It’s a bit chilly this morning
Feeling much better now!
What an awesome way to have fun! When the nor’easter blows like this it’s no good for surfing, but out come the kite surfers. Even without the jumping, this must be an amazing feeling — ripping along with a canopy full of wind. Years ago I used to enjoy windsurfing. I loved pulling the sail in tight, leaning back on my harness and feeling the board rise up and plane across the water. Kite surfing must be that feeling x 10. I had so much fun photographing these kite surfers, a couple of them were flying along close to the shore — I guess to make maximum use of the fairly small waves — which gave me a perfect chance to tap into my ‘inner sports-photographer’. (Now that’s what I’d like to be when I grow up)
Blue bottles, also known as stingers, are common in the warmer months. These little blow-ins come in with onshore winds and are the scourge of swimmers. The long tail is the nasty end and they can be several feet long — perfect for getting wrapped about your arms or legs. The sting burns at first, but the pain usually only lasts about an hour. An occupation hazard if you want to enjoy the water all year round.
Sometimes I do wander it bit further from home. Every year at Bondi Beach they run a free exhibition called Sculpture by the Sea where artworks are placed on the sand and the rocks along a coastal path across several beaches. It makes a great summer’s evening walk and it’s always worth the trip over to Bondi.
My absolute favourite subject matter for photography is clouds — so here’s a warning in advance: you’ll see lots of clouds on this blog. This particular beauty rolled in with a ‘southerly buster’. The southerly usually signals a cool change and is common in Sydney in the summer, particularly after days of stable, sunny weather. A cool front gets pushed up from the south, bringing unstable, gusty weather. Big grey clouds roll in and the temperature drops rapidly. They usually come in the late afternoon and you can almost set your watch by it. All of a sudden our back windows start rattling — ah, that’ll be the southerly buster. Some Sydney weather nerds (myself included) often tweet when the southerly hits – you could map it’s progress from south to north across the city.

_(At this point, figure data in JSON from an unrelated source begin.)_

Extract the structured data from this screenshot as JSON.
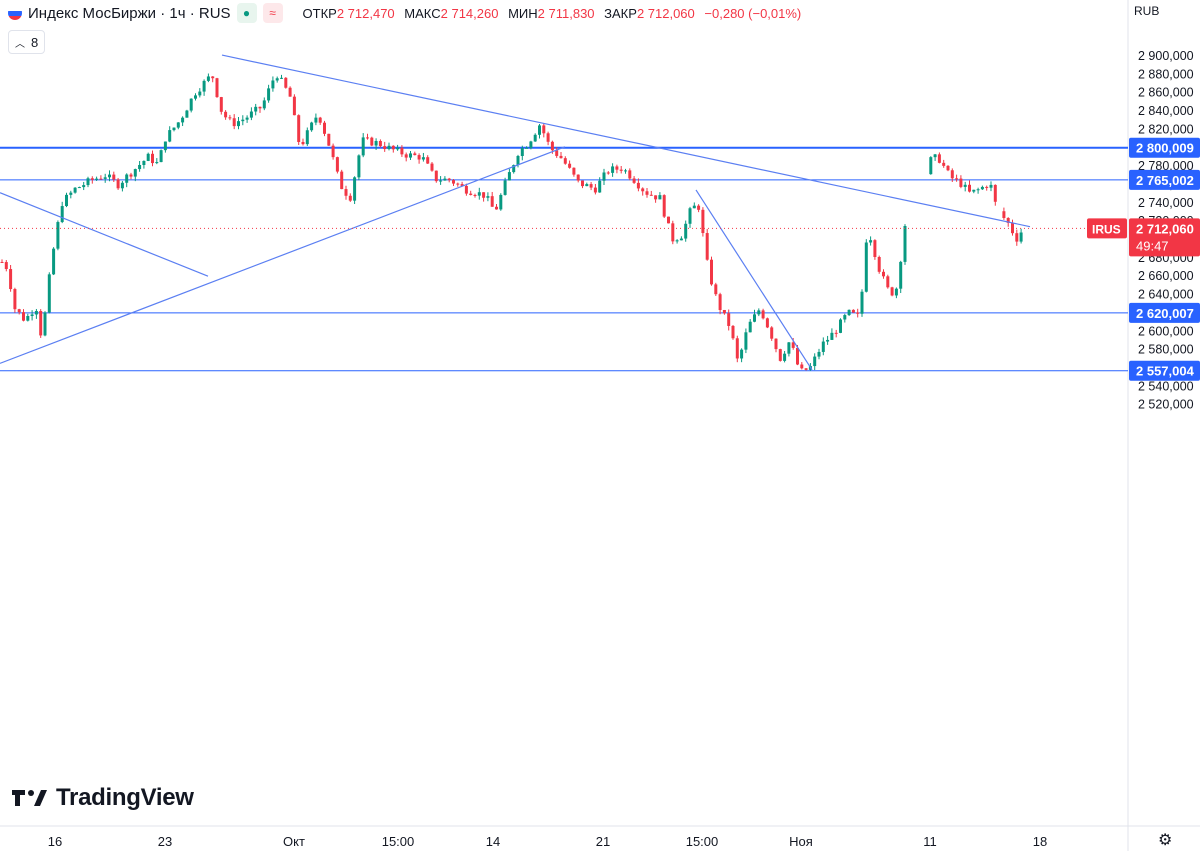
{
  "header": {
    "symbol": "Индекс МосБиржи · 1ч · RUS",
    "open_label": "ОТКР",
    "open_value": "2 712,470",
    "high_label": "МАКС",
    "high_value": "2 714,260",
    "low_label": "МИН",
    "low_value": "2 711,830",
    "close_label": "ЗАКР",
    "close_value": "2 712,060",
    "change": "−0,280 (−0,01%)",
    "indicator_count": "8",
    "pill_green_icon": "dot-icon",
    "pill_red_icon": "approx-icon"
  },
  "currency": "RUB",
  "brand": "TradingView",
  "colors": {
    "up": "#089981",
    "down": "#f23645",
    "hline": "#2962ff",
    "trend": "#5b7ff2",
    "axis_text": "#131722"
  },
  "chart_data": {
    "type": "candlestick",
    "title": "Индекс МосБиржи · 1ч · RUS",
    "y_ticks": [
      2520,
      2540,
      2560,
      2580,
      2600,
      2620,
      2640,
      2660,
      2680,
      2700,
      2720,
      2740,
      2760,
      2780,
      2800,
      2820,
      2840,
      2860,
      2880,
      2900
    ],
    "ylim": [
      2512,
      2910
    ],
    "x_ticks": [
      "16",
      "23",
      "Окт",
      "15:00",
      "14",
      "21",
      "15:00",
      "Ноя",
      "11",
      "18"
    ],
    "grid": false,
    "price_path": [
      [
        0,
        2678
      ],
      [
        8,
        2668
      ],
      [
        14,
        2626
      ],
      [
        25,
        2612
      ],
      [
        36,
        2628
      ],
      [
        42,
        2590
      ],
      [
        48,
        2648
      ],
      [
        55,
        2700
      ],
      [
        62,
        2740
      ],
      [
        75,
        2755
      ],
      [
        92,
        2765
      ],
      [
        105,
        2770
      ],
      [
        118,
        2760
      ],
      [
        130,
        2772
      ],
      [
        148,
        2790
      ],
      [
        158,
        2782
      ],
      [
        165,
        2810
      ],
      [
        180,
        2830
      ],
      [
        195,
        2860
      ],
      [
        212,
        2880
      ],
      [
        222,
        2838
      ],
      [
        232,
        2826
      ],
      [
        245,
        2832
      ],
      [
        262,
        2845
      ],
      [
        276,
        2882
      ],
      [
        290,
        2856
      ],
      [
        300,
        2800
      ],
      [
        318,
        2838
      ],
      [
        330,
        2800
      ],
      [
        340,
        2760
      ],
      [
        350,
        2745
      ],
      [
        362,
        2808
      ],
      [
        378,
        2805
      ],
      [
        392,
        2798
      ],
      [
        408,
        2792
      ],
      [
        422,
        2790
      ],
      [
        435,
        2766
      ],
      [
        450,
        2765
      ],
      [
        465,
        2755
      ],
      [
        485,
        2748
      ],
      [
        495,
        2730
      ],
      [
        505,
        2760
      ],
      [
        518,
        2795
      ],
      [
        528,
        2805
      ],
      [
        540,
        2826
      ],
      [
        550,
        2800
      ],
      [
        562,
        2788
      ],
      [
        578,
        2762
      ],
      [
        595,
        2755
      ],
      [
        608,
        2775
      ],
      [
        622,
        2778
      ],
      [
        632,
        2768
      ],
      [
        645,
        2752
      ],
      [
        660,
        2745
      ],
      [
        672,
        2700
      ],
      [
        682,
        2705
      ],
      [
        690,
        2730
      ],
      [
        698,
        2740
      ],
      [
        708,
        2668
      ],
      [
        715,
        2640
      ],
      [
        722,
        2620
      ],
      [
        730,
        2605
      ],
      [
        738,
        2565
      ],
      [
        748,
        2605
      ],
      [
        760,
        2625
      ],
      [
        770,
        2600
      ],
      [
        780,
        2570
      ],
      [
        790,
        2590
      ],
      [
        800,
        2555
      ],
      [
        810,
        2560
      ],
      [
        822,
        2585
      ],
      [
        835,
        2600
      ],
      [
        848,
        2620
      ],
      [
        860,
        2615
      ],
      [
        866,
        2700
      ],
      [
        870,
        2705
      ],
      [
        880,
        2665
      ],
      [
        890,
        2640
      ],
      [
        897,
        2648
      ],
      [
        903,
        2700
      ],
      [
        908,
        2740
      ],
      [
        915,
        2722
      ],
      [
        922,
        2730
      ],
      [
        928,
        2785
      ],
      [
        938,
        2790
      ],
      [
        950,
        2768
      ],
      [
        960,
        2762
      ],
      [
        970,
        2750
      ],
      [
        980,
        2755
      ],
      [
        990,
        2762
      ],
      [
        995,
        2740
      ],
      [
        1002,
        2726
      ],
      [
        1010,
        2715
      ],
      [
        1016,
        2700
      ],
      [
        1022,
        2710
      ]
    ],
    "horizontal_levels": [
      2800.009,
      2765.002,
      2620.007,
      2557.004
    ],
    "level_labels": [
      "2 800,009",
      "2 765,002",
      "2 620,007",
      "2 557,004"
    ],
    "last_price": 2712.06,
    "last_price_label": "2 712,060",
    "last_tag_symbol": "IRUS",
    "countdown": "49:47",
    "trendlines": [
      [
        [
          222,
          2901
        ],
        [
          1030,
          2714
        ]
      ],
      [
        [
          0,
          2565
        ],
        [
          565,
          2801
        ]
      ],
      [
        [
          0,
          2751
        ],
        [
          208,
          2660
        ]
      ],
      [
        [
          696,
          2754
        ],
        [
          812,
          2558
        ]
      ]
    ]
  }
}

My first post is a photo I took early one morning a few years ago: A kookaburra sitting on the balcony. I love the way the bird is silhouetted in the early morning light. The sky looks a bit moody but it feels like it’s going to be a nice, sunny day. That’s a complete fluke – I wasn’t sitting there waiting for it to come along, working out the exposure. I just saw the bird and grabbed my camera. You don’t usually see kookaburras at the beach, they prefer gum trees. But maybe they like the ocean too.